The paper will be aimed at a general audience, and your goals for the review are to accurately convey the content of the literature and to engage your audience.  It will be five pages in length and cite at least eight sources.  Please read for today Graff, Chapters 9 and 16, on writing in your own voice and on writing in the sciences.  This paper will be due October 21.

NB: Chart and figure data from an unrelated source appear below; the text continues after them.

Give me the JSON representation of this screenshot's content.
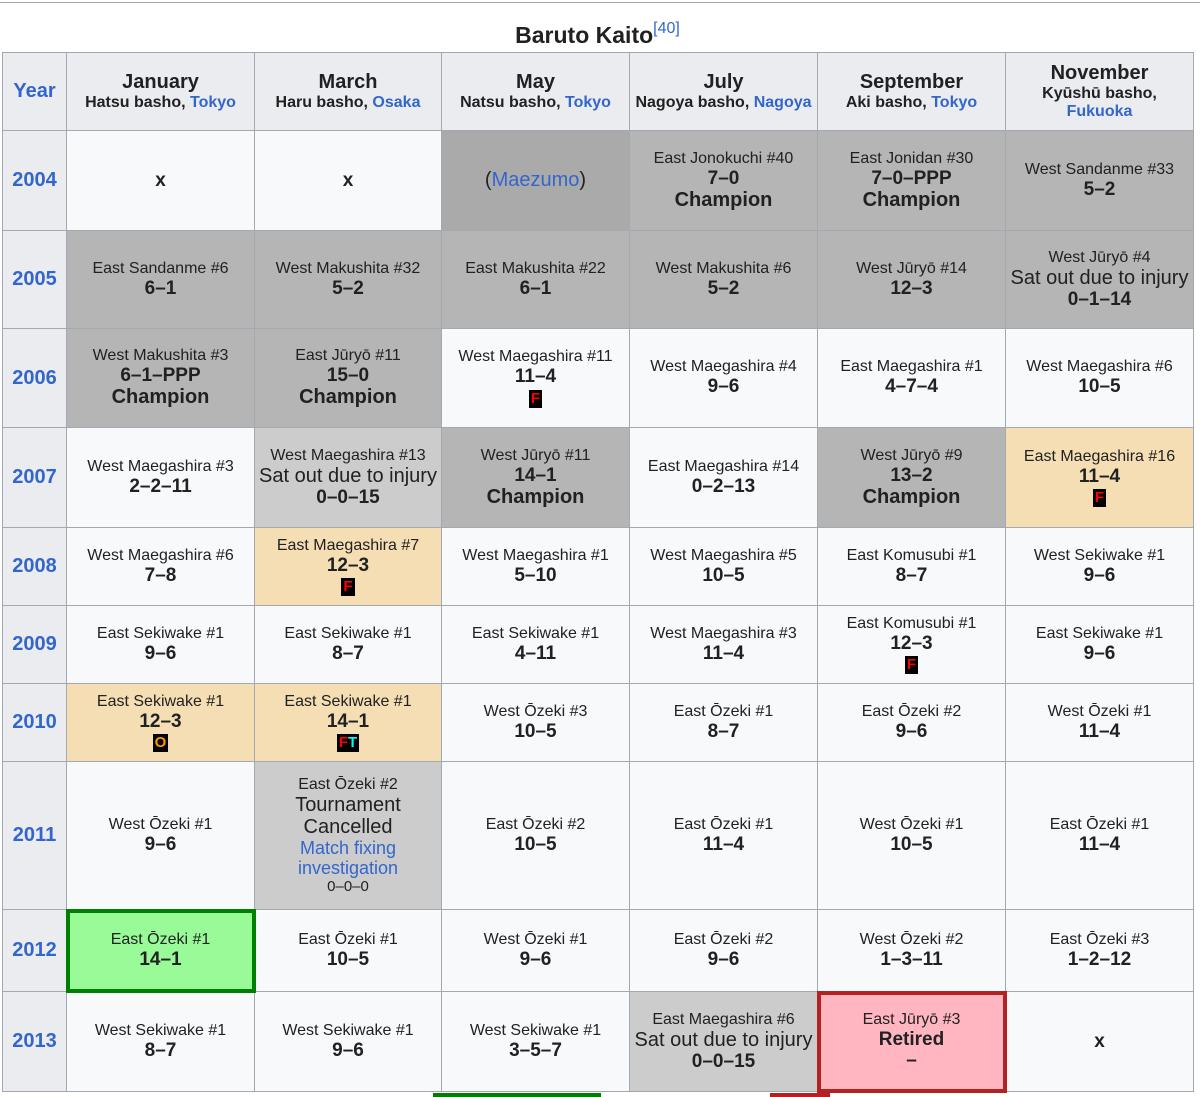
{
  "caption": {
    "title": "Baruto Kaito",
    "ref": "[40]"
  },
  "header": {
    "year": "Year",
    "months": [
      {
        "month": "January",
        "sub": "Hatsu basho, ",
        "city": "Tokyo"
      },
      {
        "month": "March",
        "sub": "Haru basho, ",
        "city": "Osaka"
      },
      {
        "month": "May",
        "sub": "Natsu basho, ",
        "city": "Tokyo"
      },
      {
        "month": "July",
        "sub": "Nagoya basho, ",
        "city": "Nagoya"
      },
      {
        "month": "September",
        "sub": "Aki basho, ",
        "city": "Tokyo"
      },
      {
        "month": "November",
        "sub": "Kyūshū basho, ",
        "city": "Fukuoka"
      }
    ]
  },
  "colors": {
    "link": "#3366cc",
    "header_bg": "#eaecf0",
    "tan": "#f5deb3",
    "green": "#98fb98",
    "green_border": "#008000",
    "pink": "#ffb6c1",
    "pink_border": "#b22222",
    "badge_F": "#ff0000",
    "badge_O": "#ff9900",
    "badge_T": "#00ffff"
  },
  "rows": [
    {
      "year": "2004",
      "cells": [
        {
          "style": "white",
          "parts": [
            [
              "x",
              "x"
            ]
          ]
        },
        {
          "style": "white",
          "parts": [
            [
              "x",
              "x"
            ]
          ]
        },
        {
          "style": "dark",
          "parts": [
            [
              "mz",
              "(Maezumo)"
            ]
          ]
        },
        {
          "style": "gray",
          "parts": [
            [
              "r",
              "East Jonokuchi #40"
            ],
            [
              "b",
              "7–0"
            ],
            [
              "c",
              "Champion"
            ]
          ]
        },
        {
          "style": "gray",
          "parts": [
            [
              "r",
              "East Jonidan #30"
            ],
            [
              "b",
              "7–0–PPP"
            ],
            [
              "c",
              "Champion"
            ]
          ]
        },
        {
          "style": "gray",
          "parts": [
            [
              "r",
              "West Sandanme #33"
            ],
            [
              "b",
              "5–2"
            ]
          ]
        }
      ]
    },
    {
      "year": "2005",
      "cells": [
        {
          "style": "gray",
          "parts": [
            [
              "r",
              "East Sandanme #6"
            ],
            [
              "b",
              "6–1"
            ]
          ]
        },
        {
          "style": "gray",
          "parts": [
            [
              "r",
              "West Makushita #32"
            ],
            [
              "b",
              "5–2"
            ]
          ]
        },
        {
          "style": "gray",
          "parts": [
            [
              "r",
              "East Makushita #22"
            ],
            [
              "b",
              "6–1"
            ]
          ]
        },
        {
          "style": "gray",
          "parts": [
            [
              "r",
              "West Makushita #6"
            ],
            [
              "b",
              "5–2"
            ]
          ]
        },
        {
          "style": "gray",
          "parts": [
            [
              "r",
              "West Jūryō #14"
            ],
            [
              "b",
              "12–3"
            ]
          ]
        },
        {
          "style": "gray",
          "parts": [
            [
              "r",
              "West Jūryō #4"
            ],
            [
              "n",
              "Sat out due to injury"
            ],
            [
              "b",
              "0–1–14"
            ]
          ]
        }
      ]
    },
    {
      "year": "2006",
      "cells": [
        {
          "style": "gray",
          "parts": [
            [
              "r",
              "West Makushita #3"
            ],
            [
              "b",
              "6–1–PPP"
            ],
            [
              "c",
              "Champion"
            ]
          ]
        },
        {
          "style": "gray",
          "parts": [
            [
              "r",
              "East Jūryō #11"
            ],
            [
              "b",
              "15–0"
            ],
            [
              "c",
              "Champion"
            ]
          ]
        },
        {
          "style": "white",
          "parts": [
            [
              "r",
              "West Maegashira #11"
            ],
            [
              "b",
              "11–4"
            ]
          ],
          "badge": [
            {
              "t": "F",
              "c": "#ff0000"
            }
          ]
        },
        {
          "style": "white",
          "parts": [
            [
              "r",
              "West Maegashira #4"
            ],
            [
              "b",
              "9–6"
            ]
          ]
        },
        {
          "style": "white",
          "parts": [
            [
              "r",
              "East Maegashira #1"
            ],
            [
              "b",
              "4–7–4"
            ]
          ]
        },
        {
          "style": "white",
          "parts": [
            [
              "r",
              "West Maegashira #6"
            ],
            [
              "b",
              "10–5"
            ]
          ]
        }
      ]
    },
    {
      "year": "2007",
      "cells": [
        {
          "style": "white",
          "parts": [
            [
              "r",
              "West Maegashira #3"
            ],
            [
              "b",
              "2–2–11"
            ]
          ]
        },
        {
          "style": "light",
          "parts": [
            [
              "r",
              "West Maegashira #13"
            ],
            [
              "n",
              "Sat out due to injury"
            ],
            [
              "b",
              "0–0–15"
            ]
          ]
        },
        {
          "style": "gray",
          "parts": [
            [
              "r",
              "West Jūryō #11"
            ],
            [
              "b",
              "14–1"
            ],
            [
              "c",
              "Champion"
            ]
          ]
        },
        {
          "style": "white",
          "parts": [
            [
              "r",
              "East Maegashira #14"
            ],
            [
              "b",
              "0–2–13"
            ]
          ]
        },
        {
          "style": "gray",
          "parts": [
            [
              "r",
              "West Jūryō #9"
            ],
            [
              "b",
              "13–2"
            ],
            [
              "c",
              "Champion"
            ]
          ]
        },
        {
          "style": "tan",
          "parts": [
            [
              "r",
              "East Maegashira #16"
            ],
            [
              "b",
              "11–4"
            ]
          ],
          "badge": [
            {
              "t": "F",
              "c": "#ff0000"
            }
          ]
        }
      ]
    },
    {
      "year": "2008",
      "cells": [
        {
          "style": "white",
          "parts": [
            [
              "r",
              "West Maegashira #6"
            ],
            [
              "b",
              "7–8"
            ]
          ]
        },
        {
          "style": "tan",
          "parts": [
            [
              "r",
              "East Maegashira #7"
            ],
            [
              "b",
              "12–3"
            ]
          ],
          "badge": [
            {
              "t": "F",
              "c": "#ff0000"
            }
          ]
        },
        {
          "style": "white",
          "parts": [
            [
              "r",
              "West Maegashira #1"
            ],
            [
              "b",
              "5–10"
            ]
          ]
        },
        {
          "style": "white",
          "parts": [
            [
              "r",
              "West Maegashira #5"
            ],
            [
              "b",
              "10–5"
            ]
          ]
        },
        {
          "style": "white",
          "parts": [
            [
              "r",
              "East Komusubi #1"
            ],
            [
              "b",
              "8–7"
            ]
          ]
        },
        {
          "style": "white",
          "parts": [
            [
              "r",
              "West Sekiwake #1"
            ],
            [
              "b",
              "9–6"
            ]
          ]
        }
      ]
    },
    {
      "year": "2009",
      "cells": [
        {
          "style": "white",
          "parts": [
            [
              "r",
              "East Sekiwake #1"
            ],
            [
              "b",
              "9–6"
            ]
          ]
        },
        {
          "style": "white",
          "parts": [
            [
              "r",
              "East Sekiwake #1"
            ],
            [
              "b",
              "8–7"
            ]
          ]
        },
        {
          "style": "white",
          "parts": [
            [
              "r",
              "East Sekiwake #1"
            ],
            [
              "b",
              "4–11"
            ]
          ]
        },
        {
          "style": "white",
          "parts": [
            [
              "r",
              "West Maegashira #3"
            ],
            [
              "b",
              "11–4"
            ]
          ]
        },
        {
          "style": "white",
          "parts": [
            [
              "r",
              "East Komusubi #1"
            ],
            [
              "b",
              "12–3"
            ]
          ],
          "badge": [
            {
              "t": "F",
              "c": "#ff0000"
            }
          ]
        },
        {
          "style": "white",
          "parts": [
            [
              "r",
              "East Sekiwake #1"
            ],
            [
              "b",
              "9–6"
            ]
          ]
        }
      ]
    },
    {
      "year": "2010",
      "cells": [
        {
          "style": "tan",
          "parts": [
            [
              "r",
              "East Sekiwake #1"
            ],
            [
              "b",
              "12–3"
            ]
          ],
          "badge": [
            {
              "t": "O",
              "c": "#ff9900"
            }
          ]
        },
        {
          "style": "tan",
          "parts": [
            [
              "r",
              "East Sekiwake #1"
            ],
            [
              "b",
              "14–1"
            ]
          ],
          "badge": [
            {
              "t": "F",
              "c": "#ff0000"
            },
            {
              "t": "T",
              "c": "#00ffff"
            }
          ]
        },
        {
          "style": "white",
          "parts": [
            [
              "r",
              "West Ōzeki #3"
            ],
            [
              "b",
              "10–5"
            ]
          ]
        },
        {
          "style": "white",
          "parts": [
            [
              "r",
              "East Ōzeki #1"
            ],
            [
              "b",
              "8–7"
            ]
          ]
        },
        {
          "style": "white",
          "parts": [
            [
              "r",
              "East Ōzeki #2"
            ],
            [
              "b",
              "9–6"
            ]
          ]
        },
        {
          "style": "white",
          "parts": [
            [
              "r",
              "West Ōzeki #1"
            ],
            [
              "b",
              "11–4"
            ]
          ]
        }
      ]
    },
    {
      "year": "2011",
      "cells": [
        {
          "style": "white",
          "parts": [
            [
              "r",
              "West Ōzeki #1"
            ],
            [
              "b",
              "9–6"
            ]
          ]
        },
        {
          "style": "light",
          "parts": [
            [
              "r",
              "East Ōzeki #2"
            ],
            [
              "n",
              "Tournament Cancelled"
            ],
            [
              "l",
              "Match fixing investigation"
            ],
            [
              "s",
              "0–0–0"
            ]
          ]
        },
        {
          "style": "white",
          "parts": [
            [
              "r",
              "East Ōzeki #2"
            ],
            [
              "b",
              "10–5"
            ]
          ]
        },
        {
          "style": "white",
          "parts": [
            [
              "r",
              "East Ōzeki #1"
            ],
            [
              "b",
              "11–4"
            ]
          ]
        },
        {
          "style": "white",
          "parts": [
            [
              "r",
              "West Ōzeki #1"
            ],
            [
              "b",
              "10–5"
            ]
          ]
        },
        {
          "style": "white",
          "parts": [
            [
              "r",
              "East Ōzeki #1"
            ],
            [
              "b",
              "11–4"
            ]
          ]
        }
      ]
    },
    {
      "year": "2012",
      "cells": [
        {
          "style": "green",
          "parts": [
            [
              "r",
              "East Ōzeki #1"
            ],
            [
              "b",
              "14–1"
            ]
          ]
        },
        {
          "style": "white",
          "parts": [
            [
              "r",
              "East Ōzeki #1"
            ],
            [
              "b",
              "10–5"
            ]
          ]
        },
        {
          "style": "white",
          "parts": [
            [
              "r",
              "West Ōzeki #1"
            ],
            [
              "b",
              "9–6"
            ]
          ]
        },
        {
          "style": "white",
          "parts": [
            [
              "r",
              "East Ōzeki #2"
            ],
            [
              "b",
              "9–6"
            ]
          ]
        },
        {
          "style": "white",
          "parts": [
            [
              "r",
              "West Ōzeki #2"
            ],
            [
              "b",
              "1–3–11"
            ]
          ]
        },
        {
          "style": "white",
          "parts": [
            [
              "r",
              "East Ōzeki #3"
            ],
            [
              "b",
              "1–2–12"
            ]
          ]
        }
      ]
    },
    {
      "year": "2013",
      "cells": [
        {
          "style": "white",
          "parts": [
            [
              "r",
              "West Sekiwake #1"
            ],
            [
              "b",
              "8–7"
            ]
          ]
        },
        {
          "style": "white",
          "parts": [
            [
              "r",
              "West Sekiwake #1"
            ],
            [
              "b",
              "9–6"
            ]
          ]
        },
        {
          "style": "white",
          "parts": [
            [
              "r",
              "West Sekiwake #1"
            ],
            [
              "b",
              "3–5–7"
            ]
          ]
        },
        {
          "style": "light",
          "parts": [
            [
              "r",
              "East Maegashira #6"
            ],
            [
              "n",
              "Sat out due to injury"
            ],
            [
              "b",
              "0–0–15"
            ]
          ]
        },
        {
          "style": "pink",
          "parts": [
            [
              "r",
              "East Jūryō #3"
            ],
            [
              "b",
              "Retired"
            ],
            [
              "b",
              "–"
            ]
          ]
        },
        {
          "style": "white",
          "parts": [
            [
              "x",
              "x"
            ]
          ]
        }
      ]
    }
  ]
}
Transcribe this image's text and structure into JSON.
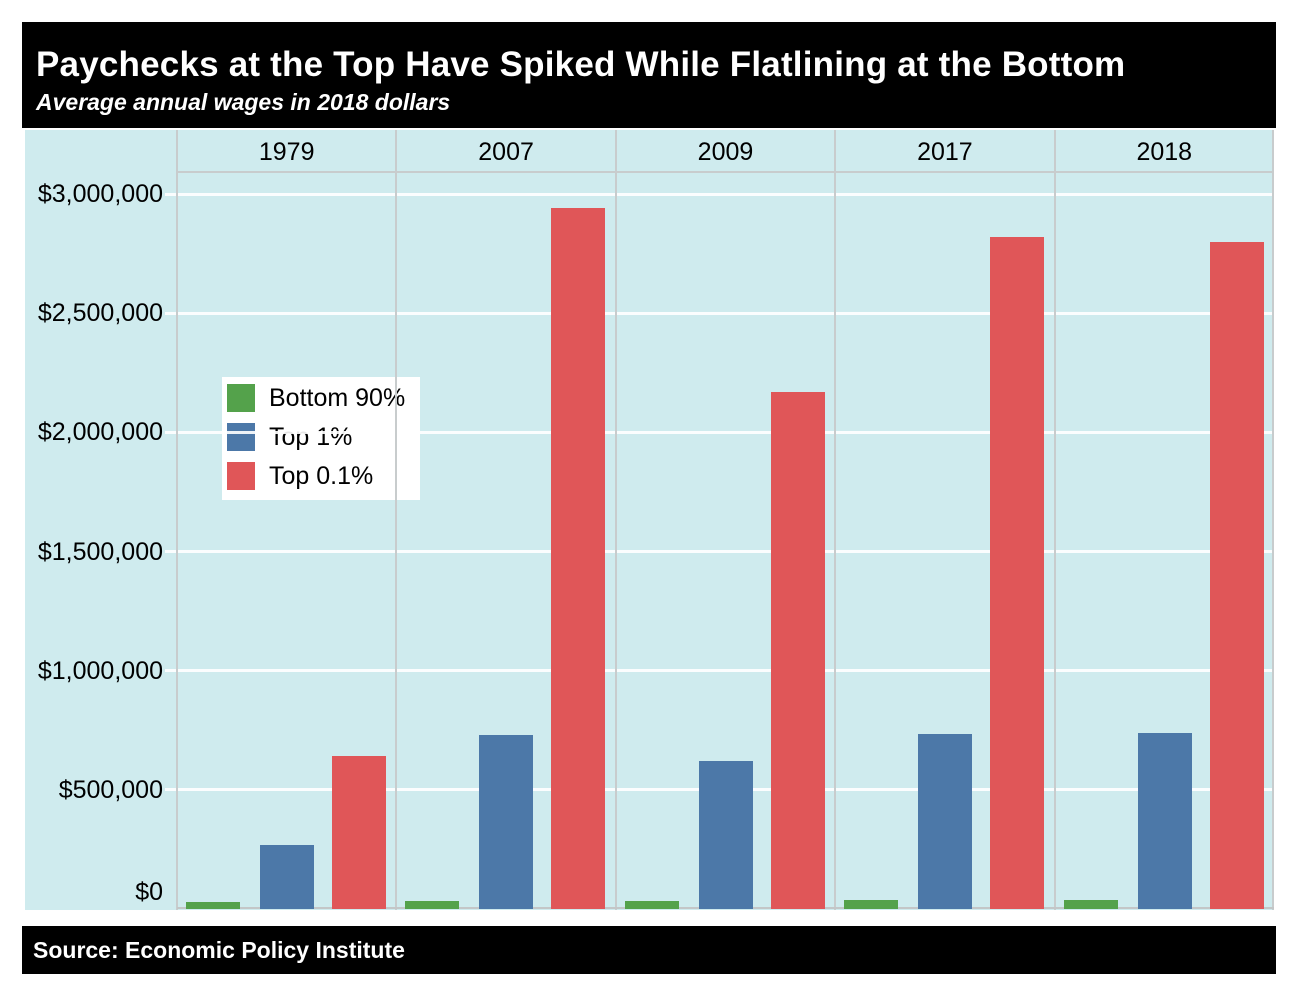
{
  "header": {
    "title": "Paychecks at the Top Have Spiked While Flatlining at the Bottom",
    "subtitle": "Average annual wages in 2018 dollars"
  },
  "footer": {
    "source": "Source: Economic Policy Institute"
  },
  "colors": {
    "page_bg": "#ffffff",
    "banner_bg": "#000000",
    "banner_text": "#ffffff",
    "plot_bg": "#cfebee",
    "gridline": "#ffffff",
    "panel_border": "#c8cccd",
    "bottom_90": "#54a24b",
    "top_1": "#4c78a8",
    "top_0_1": "#e05658"
  },
  "chart_data": {
    "type": "bar",
    "title": "Paychecks at the Top Have Spiked While Flatlining at the Bottom",
    "subtitle": "Average annual wages in 2018 dollars",
    "categories": [
      "1979",
      "2007",
      "2009",
      "2017",
      "2018"
    ],
    "series": [
      {
        "name": "Bottom 90%",
        "color": "#54a24b",
        "values": [
          31000,
          35000,
          35000,
          37000,
          37600
        ]
      },
      {
        "name": "Top 1%",
        "color": "#4c78a8",
        "values": [
          270000,
          730000,
          620000,
          735000,
          738000
        ]
      },
      {
        "name": "Top 0.1%",
        "color": "#e05658",
        "values": [
          640000,
          2940000,
          2170000,
          2820000,
          2800000
        ]
      }
    ],
    "xlabel": "",
    "ylabel": "",
    "ylim": [
      0,
      3000000
    ],
    "y_ticks": [
      {
        "value": 0,
        "label": "$0"
      },
      {
        "value": 500000,
        "label": "$500,000"
      },
      {
        "value": 1000000,
        "label": "$1,000,000"
      },
      {
        "value": 1500000,
        "label": "$1,500,000"
      },
      {
        "value": 2000000,
        "label": "$2,000,000"
      },
      {
        "value": 2500000,
        "label": "$2,500,000"
      },
      {
        "value": 3000000,
        "label": "$3,000,000"
      }
    ],
    "grid": true,
    "facet_by_year": true,
    "legend_position": "inside-upper-left",
    "source": "Source: Economic Policy Institute"
  }
}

Today we should spend some time looking at how to look up scientific journals on a topic. You should become familiar with Google Scholar.  The PLU library subscribes to many medical & health databases.  For example, the National Institutes of Health run PMC.  Wiley maintains an extensive online library of its journals. 

 

Wednesday, October 7.  Today bring to class a statement of your health issue that will be the focus of your second major assignment.  Bring to class abstracts from four sources, published within the last ten years, that speak directly to your topic.  Also bring to class on paper an abstract of your own paper, between 100 and 200 words in length.

 

 

Monday, September 28.  Today you bring to class a typed draft of your 3-page paper (about 900-1,000 words) on how you learn a new skill, in which you examine your study habits.  You will receive comments from at least two of your peers.  Your efforts may be helped by the essay on, uh, first drafts, available in the sakai resources section.  You might also be helped by the material in Graff, chapters 11, 2, and 7.  This is not a lot of reading, but the chapters are heavy on advice that many of you will find useful.  Read them!  And, the weather is supposed to be clear, upper '60s, so we should be able to practice the long form outside, as well. 

 

Wednesday, September 30.  Your paper is due today, in class.  That is your only pre-assigned task, so do as well on this paper as you possible can.  We will conduct a paper turn-in ritual, and then practice the form.  As of right now, a week ahead, the forecast is favorable, so we should be able to work on the form outside. 

 

Monday, September 21.  Read Chapter Ten of Graff (The Art of Meta-commentary, pp. 129-138) and read Mellish Chapter 2, pp. 55-69.  Is Mellish doing "meta-commentary"?  In class we will write about how we interpret the tai chi postures.  This will begin the construction of your first major writing assignment, where you are asked to examine your study habits (due Wednesday, Sept. 30).  We will also add two more postures to our long form. 

 

Wednesday, September 23.  We will discuss your progress on the first major writing assignment.  Bring to class a conceptual outline of your paper.  We will also add two more postures to our long form. 

 

earlier assignments below

 

Monday, September 14.  Read these three items.  (1) the online file, Ten Important Points (usually called "the ten essentials").  (2)  Mellish, the introductory material and Part I, Chapter 1.  (3) Graff pp. xvi-14 (Preface and Introduction).   After your reading, use the approach in Graff, write and bring to class on paper a one-page description of one item from the tai chi material that appears to be very clear, and one item that appears unclear or paradoxical.    Also, attempt to mimic the movements depicted in this video, starting at 0:23 and ending at 0:58.  We will begin learning them in class.  These are the first 4 movements of the long form. 

 

Wednesday, September 16.  We will continue to work on the postures at the start of the long form, perhaps adding one or two more, and write about our first attempt to learn them. 

 

 

Wednesday, September 9.  Today in class we will discuss and draft a response to this writing prompt: 

   Describe your writing process.  How do you approach the task?  What are your writing strengths and weaknesses?  What aspects of your writing do you hope to improve this semester? 

   You will receive comments on your draft in class.  Please type a final draft and deposit into your class Sakai drop box by 9 pm tomorrow, Thursday the 10th.